By the end of the week, Lena started noticing the changes.
Small ones, mostly. Subtle.
Like how people stopped whispering after she walked past and started doing it while she was still in earshot. Or how some teachers gave her that look—the one halfway between disapproval and disbelief, like they’d lost faith in her 4.0 GPA soul.
And then there was her mom.
“Oh, Lena,” she’d said Thursday night, glancing at her daughter’s phone lighting up with “Jace B”. “That’s… not the boy with the motorcycle, is it?”
Lena had nearly choked on her tea.
“I—he’s just a friend,” she said. Badly. Very badly.
Her mom raised a perfect eyebrow. “You know, friends don’t usually honk from the driveway and rev an engine loud enough to make our dog hide under the couch.”
Lena had laughed it off. But deep down, the tension was growing. And it wasn’t just about her reputation.
It was the fact that she was slipping.
Not away from her morals, or her grades, or even her standards.
She was slipping into something. Into him.
And that scared her more than anything.
⸻
“Do you ever feel like we’re living in a movie?” Lena asked one afternoon, stretched out on the hood of Jace’s car. It was parked near the old train tracks—far enough out of town that no one could see them, close enough that the wind still smelled like civilization.
Jace tilted his head toward her. “If this were a movie, you’d be the girl everyone roots for.”
Lena smirked. “And you?”
He rolled onto his side, propping his head up with one hand. “I’d be the guy they all warn you about.”
“That’s not very original.”
“Neither are high school stereotypes.”
She laughed, but it faded. “What if they’re right, though?”
“About what?”
“About us. About you being wrong for me. About me making a mistake.”
Jace’s smile vanished, slow and deliberate. “Do you think I’m a mistake?”
“No,” she said quickly. “But sometimes… it feels like everyone else does.”
He stared at the sky for a long moment before saying, “You know what I think?”
“What?”
“I think people hate what they don’t understand. And I think it freaks them out that the perfect girl might fall for the broken boy.”
Lena looked over at him. “You’re not broken.”
He chuckled, bitter. “I’ve got more cracks than glass on a car wreck. I’m just good at hiding them.”
She reached over and took his hand. “You don’t have to hide them from me.”
Jace looked at her like he wanted to believe it—really believe it—but didn’t know how.
So he did what he always did when things got too real.
He kissed her.
And she let him.
⸻
Back at school, the rumors kept evolving.
Lena overheard someone call her “Blackwood’s latest phase” in the hallway. Someone else suggested she must be getting something out of it, if she was willing to risk her reputation.

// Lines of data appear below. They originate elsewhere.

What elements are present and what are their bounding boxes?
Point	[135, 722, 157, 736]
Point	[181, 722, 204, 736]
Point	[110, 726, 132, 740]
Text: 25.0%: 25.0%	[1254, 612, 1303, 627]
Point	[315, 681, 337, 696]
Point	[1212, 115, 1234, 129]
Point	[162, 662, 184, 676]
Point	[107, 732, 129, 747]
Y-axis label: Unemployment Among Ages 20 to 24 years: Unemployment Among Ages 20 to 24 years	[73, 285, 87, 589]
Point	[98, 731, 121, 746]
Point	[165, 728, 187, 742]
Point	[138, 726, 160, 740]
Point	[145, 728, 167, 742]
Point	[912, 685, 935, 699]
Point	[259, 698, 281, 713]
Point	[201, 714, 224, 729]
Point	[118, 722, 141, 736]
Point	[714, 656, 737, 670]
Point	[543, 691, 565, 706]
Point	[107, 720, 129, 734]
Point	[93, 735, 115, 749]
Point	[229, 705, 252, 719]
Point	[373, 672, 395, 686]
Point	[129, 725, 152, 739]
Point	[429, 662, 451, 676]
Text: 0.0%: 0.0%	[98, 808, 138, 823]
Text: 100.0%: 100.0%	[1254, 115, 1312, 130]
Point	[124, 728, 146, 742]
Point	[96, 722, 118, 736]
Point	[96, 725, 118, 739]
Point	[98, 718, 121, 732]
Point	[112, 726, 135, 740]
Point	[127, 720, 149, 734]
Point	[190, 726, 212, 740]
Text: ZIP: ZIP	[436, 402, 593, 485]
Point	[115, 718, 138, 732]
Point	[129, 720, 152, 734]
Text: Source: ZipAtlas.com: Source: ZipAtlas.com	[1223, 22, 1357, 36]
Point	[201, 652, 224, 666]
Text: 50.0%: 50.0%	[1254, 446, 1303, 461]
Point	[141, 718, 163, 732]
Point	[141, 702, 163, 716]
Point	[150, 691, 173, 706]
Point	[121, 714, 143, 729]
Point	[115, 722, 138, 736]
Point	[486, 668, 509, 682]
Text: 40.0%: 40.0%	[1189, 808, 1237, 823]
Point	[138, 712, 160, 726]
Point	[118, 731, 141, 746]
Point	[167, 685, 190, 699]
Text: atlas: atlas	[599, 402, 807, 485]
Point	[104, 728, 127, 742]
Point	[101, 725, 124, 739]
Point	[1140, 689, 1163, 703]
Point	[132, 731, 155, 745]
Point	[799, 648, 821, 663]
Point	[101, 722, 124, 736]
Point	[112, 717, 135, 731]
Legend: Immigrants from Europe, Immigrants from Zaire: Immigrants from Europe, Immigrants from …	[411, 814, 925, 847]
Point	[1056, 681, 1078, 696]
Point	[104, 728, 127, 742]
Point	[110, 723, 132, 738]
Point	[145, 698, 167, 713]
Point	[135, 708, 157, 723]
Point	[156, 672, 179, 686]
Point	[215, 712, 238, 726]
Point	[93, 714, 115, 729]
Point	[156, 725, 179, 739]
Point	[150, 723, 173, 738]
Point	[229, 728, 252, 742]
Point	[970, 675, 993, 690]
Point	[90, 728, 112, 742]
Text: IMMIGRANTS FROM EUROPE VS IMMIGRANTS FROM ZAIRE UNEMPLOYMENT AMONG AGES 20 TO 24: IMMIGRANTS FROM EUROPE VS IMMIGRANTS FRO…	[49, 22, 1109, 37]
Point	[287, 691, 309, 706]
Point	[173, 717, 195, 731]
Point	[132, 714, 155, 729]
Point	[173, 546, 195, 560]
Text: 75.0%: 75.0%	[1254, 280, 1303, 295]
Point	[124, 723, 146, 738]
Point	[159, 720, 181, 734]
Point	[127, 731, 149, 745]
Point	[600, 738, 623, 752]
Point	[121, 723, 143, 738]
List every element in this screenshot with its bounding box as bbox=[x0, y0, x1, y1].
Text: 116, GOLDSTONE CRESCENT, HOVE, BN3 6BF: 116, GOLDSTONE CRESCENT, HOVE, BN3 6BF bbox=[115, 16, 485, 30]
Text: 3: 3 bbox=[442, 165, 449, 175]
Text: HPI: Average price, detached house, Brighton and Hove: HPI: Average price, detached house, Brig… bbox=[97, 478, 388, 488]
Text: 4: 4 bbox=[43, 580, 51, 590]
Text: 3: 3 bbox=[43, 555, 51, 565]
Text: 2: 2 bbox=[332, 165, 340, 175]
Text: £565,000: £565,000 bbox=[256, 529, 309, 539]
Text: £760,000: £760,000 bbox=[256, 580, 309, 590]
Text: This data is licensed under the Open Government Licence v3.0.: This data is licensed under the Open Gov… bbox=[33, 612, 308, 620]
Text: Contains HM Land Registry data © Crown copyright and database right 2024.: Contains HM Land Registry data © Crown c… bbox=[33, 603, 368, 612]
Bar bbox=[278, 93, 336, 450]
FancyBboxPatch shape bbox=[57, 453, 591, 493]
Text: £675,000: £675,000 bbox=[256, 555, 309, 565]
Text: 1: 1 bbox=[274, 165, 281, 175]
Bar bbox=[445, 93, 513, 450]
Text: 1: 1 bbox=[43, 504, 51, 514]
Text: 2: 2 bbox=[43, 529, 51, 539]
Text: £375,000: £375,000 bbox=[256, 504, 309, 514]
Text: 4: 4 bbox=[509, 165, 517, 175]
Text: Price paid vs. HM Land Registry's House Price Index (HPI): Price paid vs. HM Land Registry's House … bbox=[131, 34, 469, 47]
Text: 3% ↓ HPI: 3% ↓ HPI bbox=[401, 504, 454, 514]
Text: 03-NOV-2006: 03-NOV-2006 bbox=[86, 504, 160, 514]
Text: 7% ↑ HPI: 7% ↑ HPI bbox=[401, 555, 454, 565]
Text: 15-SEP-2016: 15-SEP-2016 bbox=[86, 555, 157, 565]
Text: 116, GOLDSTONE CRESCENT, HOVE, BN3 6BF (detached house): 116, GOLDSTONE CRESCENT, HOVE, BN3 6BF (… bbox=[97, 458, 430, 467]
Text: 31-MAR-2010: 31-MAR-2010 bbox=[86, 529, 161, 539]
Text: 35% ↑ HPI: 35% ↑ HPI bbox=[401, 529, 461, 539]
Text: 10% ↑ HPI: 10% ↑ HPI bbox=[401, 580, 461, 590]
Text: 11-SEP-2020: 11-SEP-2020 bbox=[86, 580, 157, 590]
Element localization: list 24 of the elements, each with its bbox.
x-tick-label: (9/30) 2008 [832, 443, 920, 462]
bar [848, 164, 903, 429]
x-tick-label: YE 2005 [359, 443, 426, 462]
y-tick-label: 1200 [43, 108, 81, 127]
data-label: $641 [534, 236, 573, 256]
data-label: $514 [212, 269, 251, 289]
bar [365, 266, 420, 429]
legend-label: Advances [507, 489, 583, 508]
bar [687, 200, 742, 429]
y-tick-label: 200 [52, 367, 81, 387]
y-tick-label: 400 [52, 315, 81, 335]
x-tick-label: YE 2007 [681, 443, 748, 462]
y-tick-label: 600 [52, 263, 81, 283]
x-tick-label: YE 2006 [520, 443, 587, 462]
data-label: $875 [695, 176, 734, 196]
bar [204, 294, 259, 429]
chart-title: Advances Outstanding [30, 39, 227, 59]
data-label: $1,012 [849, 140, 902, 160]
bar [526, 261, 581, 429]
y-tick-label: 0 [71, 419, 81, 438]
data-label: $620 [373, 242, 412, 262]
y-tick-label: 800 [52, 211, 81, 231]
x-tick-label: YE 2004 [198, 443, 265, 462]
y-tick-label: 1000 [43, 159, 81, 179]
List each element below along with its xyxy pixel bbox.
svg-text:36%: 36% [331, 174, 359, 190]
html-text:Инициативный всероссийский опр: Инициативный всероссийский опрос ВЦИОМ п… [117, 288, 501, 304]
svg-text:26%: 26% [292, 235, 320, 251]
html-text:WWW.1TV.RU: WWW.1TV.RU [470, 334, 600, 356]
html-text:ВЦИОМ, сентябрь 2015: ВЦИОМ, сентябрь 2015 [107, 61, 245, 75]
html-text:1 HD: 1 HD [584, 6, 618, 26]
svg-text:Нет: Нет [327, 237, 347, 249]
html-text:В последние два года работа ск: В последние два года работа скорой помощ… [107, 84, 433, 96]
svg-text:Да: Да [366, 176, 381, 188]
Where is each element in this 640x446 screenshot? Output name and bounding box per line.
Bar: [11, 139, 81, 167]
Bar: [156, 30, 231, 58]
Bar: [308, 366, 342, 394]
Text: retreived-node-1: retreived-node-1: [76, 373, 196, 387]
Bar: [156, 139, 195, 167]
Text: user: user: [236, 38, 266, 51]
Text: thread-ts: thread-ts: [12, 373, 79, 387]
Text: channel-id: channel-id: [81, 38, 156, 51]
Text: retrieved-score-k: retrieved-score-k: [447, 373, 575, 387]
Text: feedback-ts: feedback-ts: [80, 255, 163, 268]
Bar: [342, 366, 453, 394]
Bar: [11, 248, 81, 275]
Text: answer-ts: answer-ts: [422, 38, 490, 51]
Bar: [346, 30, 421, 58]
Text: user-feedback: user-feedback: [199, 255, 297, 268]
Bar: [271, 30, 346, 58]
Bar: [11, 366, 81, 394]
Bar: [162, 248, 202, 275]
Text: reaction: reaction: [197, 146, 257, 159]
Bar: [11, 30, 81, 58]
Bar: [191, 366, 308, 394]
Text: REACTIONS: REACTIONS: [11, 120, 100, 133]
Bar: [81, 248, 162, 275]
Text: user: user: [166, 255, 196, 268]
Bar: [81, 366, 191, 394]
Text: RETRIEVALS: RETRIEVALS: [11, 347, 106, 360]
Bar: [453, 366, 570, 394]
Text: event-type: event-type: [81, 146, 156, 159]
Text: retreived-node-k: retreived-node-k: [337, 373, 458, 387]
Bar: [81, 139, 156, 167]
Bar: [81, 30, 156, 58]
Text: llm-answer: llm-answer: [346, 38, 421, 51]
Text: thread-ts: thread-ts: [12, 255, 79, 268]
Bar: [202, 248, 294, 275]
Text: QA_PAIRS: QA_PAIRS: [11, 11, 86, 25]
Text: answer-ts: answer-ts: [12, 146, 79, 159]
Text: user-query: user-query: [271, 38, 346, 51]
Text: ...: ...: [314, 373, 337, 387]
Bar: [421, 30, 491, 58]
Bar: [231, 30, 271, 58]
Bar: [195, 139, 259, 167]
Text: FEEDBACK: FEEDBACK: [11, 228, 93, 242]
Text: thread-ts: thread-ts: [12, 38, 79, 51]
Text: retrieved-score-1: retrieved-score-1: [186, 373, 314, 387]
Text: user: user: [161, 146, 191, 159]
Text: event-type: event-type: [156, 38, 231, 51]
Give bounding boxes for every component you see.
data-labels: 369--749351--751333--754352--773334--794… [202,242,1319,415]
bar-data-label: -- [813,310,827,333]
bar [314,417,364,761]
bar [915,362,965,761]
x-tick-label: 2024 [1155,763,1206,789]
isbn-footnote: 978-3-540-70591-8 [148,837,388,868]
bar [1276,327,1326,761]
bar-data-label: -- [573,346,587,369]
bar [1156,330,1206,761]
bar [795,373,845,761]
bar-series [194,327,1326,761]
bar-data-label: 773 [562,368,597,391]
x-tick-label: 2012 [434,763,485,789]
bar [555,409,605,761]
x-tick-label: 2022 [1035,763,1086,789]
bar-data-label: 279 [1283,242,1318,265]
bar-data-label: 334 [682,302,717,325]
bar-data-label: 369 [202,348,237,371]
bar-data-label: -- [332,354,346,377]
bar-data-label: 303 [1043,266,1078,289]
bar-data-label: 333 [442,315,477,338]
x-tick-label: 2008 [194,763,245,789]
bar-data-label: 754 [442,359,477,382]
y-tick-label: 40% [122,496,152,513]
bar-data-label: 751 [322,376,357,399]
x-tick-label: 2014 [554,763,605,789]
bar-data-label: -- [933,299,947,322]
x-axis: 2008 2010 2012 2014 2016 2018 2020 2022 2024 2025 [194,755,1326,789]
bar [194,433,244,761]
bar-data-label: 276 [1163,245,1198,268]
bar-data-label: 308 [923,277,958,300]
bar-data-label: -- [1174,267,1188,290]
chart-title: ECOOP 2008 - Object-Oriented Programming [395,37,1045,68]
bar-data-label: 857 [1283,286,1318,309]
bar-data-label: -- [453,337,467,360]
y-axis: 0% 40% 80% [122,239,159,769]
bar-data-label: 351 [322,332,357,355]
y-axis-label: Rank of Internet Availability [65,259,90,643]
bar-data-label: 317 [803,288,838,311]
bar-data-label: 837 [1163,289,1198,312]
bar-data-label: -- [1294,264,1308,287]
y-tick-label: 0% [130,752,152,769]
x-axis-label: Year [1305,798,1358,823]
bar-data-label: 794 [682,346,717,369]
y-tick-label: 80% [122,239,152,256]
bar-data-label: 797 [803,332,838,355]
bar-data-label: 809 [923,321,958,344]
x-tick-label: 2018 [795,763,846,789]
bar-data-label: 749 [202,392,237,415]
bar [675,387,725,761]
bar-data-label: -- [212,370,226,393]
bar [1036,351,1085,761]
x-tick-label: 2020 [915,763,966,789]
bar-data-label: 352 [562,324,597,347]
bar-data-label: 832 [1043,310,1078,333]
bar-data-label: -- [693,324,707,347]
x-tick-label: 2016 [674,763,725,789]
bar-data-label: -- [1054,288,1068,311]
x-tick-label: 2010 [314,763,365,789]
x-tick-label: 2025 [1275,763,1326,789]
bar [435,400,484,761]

The old Lena would’ve crumbled.
This Lena just kept walking. Her chin up. Her eyes forward.
But that didn’t mean it didn’t hurt.
In the girls’ bathroom that afternoon, she stood at the mirror and stared at her reflection. Same brown eyes. Same soft curls. Same girl who color-coded her notebooks and used to sit in the front row of every class.
But now?
Now there were shadows under her eyes. A fire in her chest. A war in her head.
She was falling for someone the world said she shouldn’t love.
And she couldn’t stop.
⸻
That evening, Jace texted her:
Jace: Can I see you tonight?
Lena: I can’t. Too much homework. And my mom is suspicious.
Jace: That’s fair.
Jace: But I miss you already.
Lena stared at the screen, heart aching.
Because she missed him too.
But she also needed to breathe. To think. To figure out how to hold on to him without losing herself.
So she didn’t reply right away.
She stared at the words until the typing bubble appeared again.
Jace: You okay?
Lena took a deep breath and typed:
Lena: I think I need a minute. Just a small one. Just to process.
The typing bubble disappeared.
And for two minutes, there was nothing.
Then:
Jace: Okay. Take your minute. I’ll be here when it’s over.
And that—that right there—was why she wasn’t running away.
Because for all his rough edges, Jace Blackwood was learning how to be soft. For her.
And maybe that was scarier than anything.
Because softness breaks easier than steel.